The second argument the government has put forth to justify abolishing the Agricultural Wages Board is a contradictory one – that workers are generally paid more than the minimum salary and thus they will not be affected.

“You cannot have it both ways,” the Lord stated. “Either this measure will have no effect because employers will continue to pay more, or the £250 million saving in employment costs outlined by Defra’s calculations cannot be achieved.”

But what about boosting employment levels? The government has used this line repeatedly to justify employment law cuts and they do so again for this policy, but as always this argument is deeply flawed. Lord Whitty pointed out that young people – the demographic most desperately needed by the agricultural sector – will be hit hardest by the potential wage cuts and this is hardly the way to attract them to the industry.

Employers will be further hit by the increased complexity of pay negotiations. Several Lords pointed out that many farmers prefer the simplicity of paying their workers according to a structure already set out for them, and do not want to take on the extra work of negotiating current employment law legislation without that structure in place.

“How on earth is that reducing the time and effort of both farmers and farm workers?” Lord Hunt of King’s Heath asked.
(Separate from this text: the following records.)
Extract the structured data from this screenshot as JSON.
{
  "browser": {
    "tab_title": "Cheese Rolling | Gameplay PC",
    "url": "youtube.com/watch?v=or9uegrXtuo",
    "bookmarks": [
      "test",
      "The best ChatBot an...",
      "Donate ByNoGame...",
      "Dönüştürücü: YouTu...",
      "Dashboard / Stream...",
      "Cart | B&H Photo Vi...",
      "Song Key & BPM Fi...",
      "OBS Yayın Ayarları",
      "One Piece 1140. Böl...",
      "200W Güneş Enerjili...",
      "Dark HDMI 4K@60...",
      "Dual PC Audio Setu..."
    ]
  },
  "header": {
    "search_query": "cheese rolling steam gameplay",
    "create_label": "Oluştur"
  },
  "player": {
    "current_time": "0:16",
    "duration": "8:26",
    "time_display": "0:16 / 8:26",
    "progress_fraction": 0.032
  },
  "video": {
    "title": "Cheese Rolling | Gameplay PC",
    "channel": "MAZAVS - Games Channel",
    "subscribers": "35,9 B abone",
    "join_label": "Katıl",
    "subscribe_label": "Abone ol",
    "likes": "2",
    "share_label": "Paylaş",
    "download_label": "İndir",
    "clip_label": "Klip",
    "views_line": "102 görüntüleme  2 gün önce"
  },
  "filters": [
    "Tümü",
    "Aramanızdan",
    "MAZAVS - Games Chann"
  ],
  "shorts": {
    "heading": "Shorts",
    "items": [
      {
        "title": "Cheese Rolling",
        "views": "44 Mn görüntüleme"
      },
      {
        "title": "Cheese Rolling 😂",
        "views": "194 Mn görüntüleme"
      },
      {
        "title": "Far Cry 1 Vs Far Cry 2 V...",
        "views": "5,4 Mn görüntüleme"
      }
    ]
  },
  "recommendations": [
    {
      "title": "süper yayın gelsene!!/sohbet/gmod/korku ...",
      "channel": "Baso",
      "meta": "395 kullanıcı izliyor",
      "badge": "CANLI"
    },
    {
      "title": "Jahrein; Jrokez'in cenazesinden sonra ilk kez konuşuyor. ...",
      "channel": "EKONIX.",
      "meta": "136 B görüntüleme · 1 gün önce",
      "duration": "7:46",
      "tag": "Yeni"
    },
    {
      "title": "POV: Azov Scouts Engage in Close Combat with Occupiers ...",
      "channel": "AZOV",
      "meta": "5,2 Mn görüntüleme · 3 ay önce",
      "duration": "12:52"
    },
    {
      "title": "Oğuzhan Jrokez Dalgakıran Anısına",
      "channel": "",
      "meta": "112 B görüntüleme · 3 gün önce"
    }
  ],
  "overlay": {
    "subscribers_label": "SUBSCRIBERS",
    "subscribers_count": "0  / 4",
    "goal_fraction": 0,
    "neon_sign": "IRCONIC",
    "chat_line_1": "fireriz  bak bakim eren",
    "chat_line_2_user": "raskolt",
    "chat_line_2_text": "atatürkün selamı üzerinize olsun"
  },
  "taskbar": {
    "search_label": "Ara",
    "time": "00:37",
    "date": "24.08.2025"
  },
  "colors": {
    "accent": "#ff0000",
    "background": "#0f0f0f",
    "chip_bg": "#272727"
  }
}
“The Government are replacing a well ordered system, easily understood by everyone, with bargaining that will have to take place from farm to farm, involving both farmer and farm worker in the complexity of negotiations. Is there any group of workers who work harder than farm workers? I doubt it. Surely they are the “strivers” that this Government were so pleased to cite when Mr Osborne started to try to divide this nation up in a very disturbing and discomfiting way. We know that the real impact of this will be to drive down the wages of some very good and vulnerable people, and we ought to have nothing to do with it,” he added.